Now scientists believe they have finally worked out what killed the crew, whose skeletons were found eerily still sitting at their stations on the crank. Their bones were unbroken, the bilge pumps had not been used and the air hatches were closed. Their deaths appeared to be a mystery.

After three years of research involving setting off explosions near a scale model, firing weapons from the period at plate iron and studying the effect of blasts on human anatomy, Dr Rachel Lance, of Duke University, concluded they were killed by the shockwave from their own torpedo.

It was a simple keg of gunpowder on a 16ft pole which the Hunley rammed into the Housatonic’s hull.

When it exploded, the crew of the Hunley were within 42 feet of the blast. And, at that range, the shockwave would have had a devastating effect on the soft tissues of their bodies, particularly their lungs and brains.

Dr Lance said: “This is the characteristic trauma of blast victims, they call it 'blast lung’. You have an instant fatality that leaves no marks on the skeletal remains.

“Unfortunately, the soft tissues that would show us what happened have decomposed in the past 100 years.”

She said blast-lung occurs due to the different speeds that a shockwave travels through air and water – 340 metres per second in the former but 1,500mps in the latter.

“When you mix these speeds together in a frothy combination like the human lungs …, it combines and it ends up making the energy go slower than it would in either one,” Dr Lance said.

In fact the shockwave would have travelled at just 30mps in the lungs and this would have amplified the tissue damage.

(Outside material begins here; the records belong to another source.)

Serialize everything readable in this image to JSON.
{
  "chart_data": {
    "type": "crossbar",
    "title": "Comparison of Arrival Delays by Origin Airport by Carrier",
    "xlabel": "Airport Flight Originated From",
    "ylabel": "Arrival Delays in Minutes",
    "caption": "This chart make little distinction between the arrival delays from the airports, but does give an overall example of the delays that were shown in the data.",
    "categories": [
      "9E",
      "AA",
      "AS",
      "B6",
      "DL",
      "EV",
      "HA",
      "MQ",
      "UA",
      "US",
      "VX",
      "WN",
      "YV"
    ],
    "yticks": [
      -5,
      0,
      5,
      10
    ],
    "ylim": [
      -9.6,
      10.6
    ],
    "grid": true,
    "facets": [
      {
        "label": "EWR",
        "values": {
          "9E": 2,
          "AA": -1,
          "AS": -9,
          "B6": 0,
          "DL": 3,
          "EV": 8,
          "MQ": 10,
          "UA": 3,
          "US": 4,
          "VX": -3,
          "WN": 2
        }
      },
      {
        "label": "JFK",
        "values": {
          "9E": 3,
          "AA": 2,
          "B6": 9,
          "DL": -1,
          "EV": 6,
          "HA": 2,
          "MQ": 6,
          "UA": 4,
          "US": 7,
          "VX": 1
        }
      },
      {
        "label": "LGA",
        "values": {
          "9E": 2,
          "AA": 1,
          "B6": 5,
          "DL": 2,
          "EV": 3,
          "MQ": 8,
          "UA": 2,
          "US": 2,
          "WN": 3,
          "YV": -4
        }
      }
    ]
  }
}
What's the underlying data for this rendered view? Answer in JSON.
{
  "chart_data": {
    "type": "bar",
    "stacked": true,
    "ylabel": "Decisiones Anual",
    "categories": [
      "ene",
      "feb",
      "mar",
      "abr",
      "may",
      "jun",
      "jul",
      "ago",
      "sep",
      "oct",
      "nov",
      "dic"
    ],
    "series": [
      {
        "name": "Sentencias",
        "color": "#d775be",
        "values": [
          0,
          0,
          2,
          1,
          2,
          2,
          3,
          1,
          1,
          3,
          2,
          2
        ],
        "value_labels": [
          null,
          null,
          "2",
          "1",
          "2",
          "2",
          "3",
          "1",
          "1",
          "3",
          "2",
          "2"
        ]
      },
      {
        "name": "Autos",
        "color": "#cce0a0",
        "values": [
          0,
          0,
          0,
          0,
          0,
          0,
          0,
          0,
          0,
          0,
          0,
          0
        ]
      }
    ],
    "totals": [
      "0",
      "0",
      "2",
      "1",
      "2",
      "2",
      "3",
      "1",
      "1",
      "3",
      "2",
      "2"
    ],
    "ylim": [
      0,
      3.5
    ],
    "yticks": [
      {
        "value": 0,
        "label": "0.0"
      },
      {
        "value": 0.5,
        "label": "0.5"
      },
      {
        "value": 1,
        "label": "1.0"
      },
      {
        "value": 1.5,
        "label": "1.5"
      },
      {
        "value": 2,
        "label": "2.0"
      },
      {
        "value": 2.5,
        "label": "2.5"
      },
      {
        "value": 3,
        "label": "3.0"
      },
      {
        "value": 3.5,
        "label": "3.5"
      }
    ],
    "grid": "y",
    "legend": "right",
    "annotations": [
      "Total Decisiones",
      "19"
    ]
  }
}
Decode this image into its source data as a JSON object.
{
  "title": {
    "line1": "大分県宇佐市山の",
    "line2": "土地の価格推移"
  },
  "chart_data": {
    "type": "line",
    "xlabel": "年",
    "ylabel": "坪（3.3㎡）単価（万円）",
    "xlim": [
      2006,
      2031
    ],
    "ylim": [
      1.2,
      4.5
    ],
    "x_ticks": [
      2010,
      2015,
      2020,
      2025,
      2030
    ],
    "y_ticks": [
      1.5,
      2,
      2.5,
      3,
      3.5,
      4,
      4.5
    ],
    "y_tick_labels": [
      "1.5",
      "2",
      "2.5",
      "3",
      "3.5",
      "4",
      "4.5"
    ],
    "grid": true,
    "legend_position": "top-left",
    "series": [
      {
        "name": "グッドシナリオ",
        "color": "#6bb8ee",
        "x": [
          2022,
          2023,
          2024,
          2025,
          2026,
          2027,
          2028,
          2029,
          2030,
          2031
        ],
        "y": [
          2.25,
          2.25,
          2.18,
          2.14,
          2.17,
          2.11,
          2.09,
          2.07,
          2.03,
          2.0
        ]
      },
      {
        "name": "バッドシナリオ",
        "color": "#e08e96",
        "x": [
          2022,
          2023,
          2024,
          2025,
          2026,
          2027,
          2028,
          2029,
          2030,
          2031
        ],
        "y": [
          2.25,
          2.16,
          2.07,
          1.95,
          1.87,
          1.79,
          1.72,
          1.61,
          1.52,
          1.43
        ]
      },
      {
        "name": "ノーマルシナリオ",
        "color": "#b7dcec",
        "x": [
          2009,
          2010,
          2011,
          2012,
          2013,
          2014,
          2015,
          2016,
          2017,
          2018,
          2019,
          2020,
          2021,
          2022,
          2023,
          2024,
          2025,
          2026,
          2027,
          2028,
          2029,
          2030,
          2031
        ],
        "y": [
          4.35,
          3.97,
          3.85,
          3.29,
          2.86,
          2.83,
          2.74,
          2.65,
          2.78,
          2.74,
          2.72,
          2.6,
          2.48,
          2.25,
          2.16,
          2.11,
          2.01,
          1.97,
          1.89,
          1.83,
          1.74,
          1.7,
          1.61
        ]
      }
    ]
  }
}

This would have created the “worst case scenario for the lungs”, with shear forces tearing apart the delicate structures where the blood stream meets the air.

This would have filled their lungs with blood and Dr Lance calculated this alone would have had an 85 per cent chance of killing them instantly. They would have also suffered traumatic brain injuries.

After the explosion, with no living crew to power it, the Hunley would have drifted out on the tide, slowing taking on water and sinking.

“All the physical evidence points to the crew taking absolutely no action in response to a flood or loss of air,” Dr Lance said.

“If anyone had survived, they may have tried to release the keel ballast weights, set the bilge pumps to pump water, or tried to get out the hatches, but none of these actions were taken.”

The research was described in the journal PLOS One.